We’d go as kids in twos and threes,
cross the railway at the stile,
make dens, set fires, and grip the wire:
feel the tingle eeling up the arm,
a fairground challenge, kids’ bravado.
Those fields went on so far
I don’t remember where their ending was.
And now the same strange shock:
the New Estate’s twenty years old, and more.
I touch your arm, say it anyway:
I can remember when this was all fields.
(2012)
This piece of childhood reflection relates closely to some of the autobiographical elements of The Song From Somewhere Else.
The Fleas
In our playground was a shallow depression.
When it rained it became a puddle.
If it splashed you, you were seen to be stained.
Even in the depths of a dry summer
we knew where it was,
and even then we fought to not fall in.
It was named after this one girl,
bore her family name, was the ----- Puddle.
Everyone knew she had fleas, her puddle stank.
We spent four years in that school
and I never learnt how she’d infected that spot,
who first noticed the tarmac dip had become so dirty.
Going up to big school we were split up
and I’ve not seen her since.
I never lost sleep wondering how she got on,
but I do remember the poor lad
(though his name escapes me)
who was driven out by a long term of taunting,
who was bullied so bad his family left town.
The rumour was he was gay,
a fact I know now to be untrue or unimportant.
I wasn’t a part of all that,
but I bought into Susie’s smell, her fleas,
the stigma of that eponymous puddle, wet or dry.
Even now her family name’s distasteful in my mouth.
I like to think I’m kind,
but Golding’s got a point: kids can be shits.
Thirty years too late her name’s stuck in my brain.
I stare up at the blank ceiling
imagining I can remember her face; find I can’t.
(2012)
The Moth & The New Moon
The paper globe rattles, rustles and falls silent.
This is my study. This is late in the evening.
I look at the me looking back at me from the window.
From behind him endless blackness looks in on both of us.
The lampshade bursts back into brief life.
Dry paper shaking. A black-grey flutter inside.
I wonder how moths were before the lightbulb.

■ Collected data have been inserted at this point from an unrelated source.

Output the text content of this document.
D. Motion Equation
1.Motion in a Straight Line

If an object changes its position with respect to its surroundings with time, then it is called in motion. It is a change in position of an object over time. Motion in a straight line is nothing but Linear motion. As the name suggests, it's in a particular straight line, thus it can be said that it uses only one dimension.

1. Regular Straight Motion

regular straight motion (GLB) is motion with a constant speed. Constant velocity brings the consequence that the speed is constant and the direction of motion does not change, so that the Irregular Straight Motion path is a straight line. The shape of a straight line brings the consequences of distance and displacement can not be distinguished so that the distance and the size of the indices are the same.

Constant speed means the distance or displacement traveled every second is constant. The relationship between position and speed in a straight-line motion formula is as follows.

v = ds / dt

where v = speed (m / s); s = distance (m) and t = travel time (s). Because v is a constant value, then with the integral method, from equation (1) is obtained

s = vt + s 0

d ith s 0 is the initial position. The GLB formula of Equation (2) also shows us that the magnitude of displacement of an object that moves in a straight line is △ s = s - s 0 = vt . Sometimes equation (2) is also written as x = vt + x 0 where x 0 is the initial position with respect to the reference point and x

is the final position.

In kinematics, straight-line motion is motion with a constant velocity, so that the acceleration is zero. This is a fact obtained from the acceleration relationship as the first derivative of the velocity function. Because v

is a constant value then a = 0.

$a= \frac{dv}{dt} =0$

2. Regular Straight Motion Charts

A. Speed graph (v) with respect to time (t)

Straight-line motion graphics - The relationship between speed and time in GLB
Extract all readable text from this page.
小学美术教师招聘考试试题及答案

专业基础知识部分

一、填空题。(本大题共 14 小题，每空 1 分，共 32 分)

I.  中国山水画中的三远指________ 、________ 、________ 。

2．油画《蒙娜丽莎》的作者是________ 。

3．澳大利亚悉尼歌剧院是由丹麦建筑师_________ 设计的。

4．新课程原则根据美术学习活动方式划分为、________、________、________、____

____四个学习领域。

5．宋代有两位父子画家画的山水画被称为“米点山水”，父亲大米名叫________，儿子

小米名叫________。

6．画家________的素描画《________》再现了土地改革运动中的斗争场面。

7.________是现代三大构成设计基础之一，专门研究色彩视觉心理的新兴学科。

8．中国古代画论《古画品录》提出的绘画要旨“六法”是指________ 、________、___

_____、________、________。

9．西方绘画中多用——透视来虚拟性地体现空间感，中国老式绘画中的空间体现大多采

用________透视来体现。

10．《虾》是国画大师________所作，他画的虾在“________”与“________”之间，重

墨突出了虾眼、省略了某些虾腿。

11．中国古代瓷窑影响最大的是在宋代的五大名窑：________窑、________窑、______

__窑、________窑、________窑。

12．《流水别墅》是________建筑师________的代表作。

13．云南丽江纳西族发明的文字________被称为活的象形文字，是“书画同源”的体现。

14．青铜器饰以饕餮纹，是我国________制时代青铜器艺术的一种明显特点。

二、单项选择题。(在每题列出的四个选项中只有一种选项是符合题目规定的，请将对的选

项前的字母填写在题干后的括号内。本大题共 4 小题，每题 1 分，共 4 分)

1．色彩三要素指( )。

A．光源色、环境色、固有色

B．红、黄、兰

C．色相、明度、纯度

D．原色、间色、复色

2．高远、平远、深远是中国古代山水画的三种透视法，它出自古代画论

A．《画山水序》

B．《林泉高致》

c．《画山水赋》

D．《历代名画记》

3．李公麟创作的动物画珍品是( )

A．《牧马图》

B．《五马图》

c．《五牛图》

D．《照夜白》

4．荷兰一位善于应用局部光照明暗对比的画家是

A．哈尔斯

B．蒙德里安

How did they feel unable to get to their goal,
the old bright moon untouched in orbit?
Is life more fulfilling these days, these nights
when the light’s within their wingbeats’ reach?
No moth knew this stark white warmth before.
The paper ball rattles, rustles and falls silent.
(2011)
Spider, In One Movement
I watch this fragile spider walk the bath –
her circumnavigating threads of legs,
with black-patched kneecaps, delicate
and unlikely, and one short – one lost.
Inside her tiny brain there is a pattern:
a walking pattern, the order of those legs –
always eight steps – locked in a subroutine
she cannot change or will not change about –
so as she walks with each eighth step she dips,
leans backwards to the stumpy side and pauses –
her phantom leg, perhaps, takes up the strain.
But she gets about alright, notwithstanding.